Profile: Google Scholar

Featured Publications

  1. Das, S., Samanta, A., & Jana, S. (2017). Light-assisted synthesis of hierarchical flower-like MnO2 nanocomposites with solar light induced enhanced photocatalytic activity. ACS Sustainable Chemistry & Engineering, 5(10), 9086–9094.

  2. Jana, S., Das, S., Ghosh, C., Maity, A., & Pradhan, M. (2015). Halloysite nanotubes capturing isotope selective atmospheric CO2. Scientific Reports, 5, 8711.

  3. Das, S., & Ahn, Y. H. (2022). Synthesis and application of CdS nanorods for LED-based photocatalytic degradation of tetracycline antibiotic. Chemosphere, 291, 132870.

  4. Bang, J., Das, S., Yu, E. J., Kim, K., Lim, H., Kim, S., & Hong, J. W. (2020). Controlled photoinduced electron transfer from InP/ZnS quantum dots through Cu doping: A new prototype for the visible-light photocatalytic hydrogen evolution reaction. Nano Letters, 20(9), 6263–6271.

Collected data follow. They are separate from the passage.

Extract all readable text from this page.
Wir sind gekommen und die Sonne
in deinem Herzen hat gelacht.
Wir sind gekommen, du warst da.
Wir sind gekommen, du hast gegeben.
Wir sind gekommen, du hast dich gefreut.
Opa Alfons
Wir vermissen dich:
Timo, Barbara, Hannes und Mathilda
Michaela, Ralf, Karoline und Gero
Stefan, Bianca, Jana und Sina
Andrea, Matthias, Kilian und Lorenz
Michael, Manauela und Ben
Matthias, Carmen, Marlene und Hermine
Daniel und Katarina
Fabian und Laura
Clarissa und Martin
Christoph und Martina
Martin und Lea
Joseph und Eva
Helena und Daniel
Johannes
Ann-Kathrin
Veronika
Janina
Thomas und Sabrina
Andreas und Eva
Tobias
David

  5. Samanta, A., Das, S., & Jana, S. (2019). Doping of Ni in α-Fe2O3 nanoclews to boost oxygen evolution electrocatalysis. ACS Sustainable Chemistry & Engineering, 7(14), 12117–12124.

Through pioneering materials research, the nominee delivers scalable technologies that address critical challenges in energy, environment, and advanced manufacturing. Their vision advances scientific excellence while creating measurable societal and industrial impact.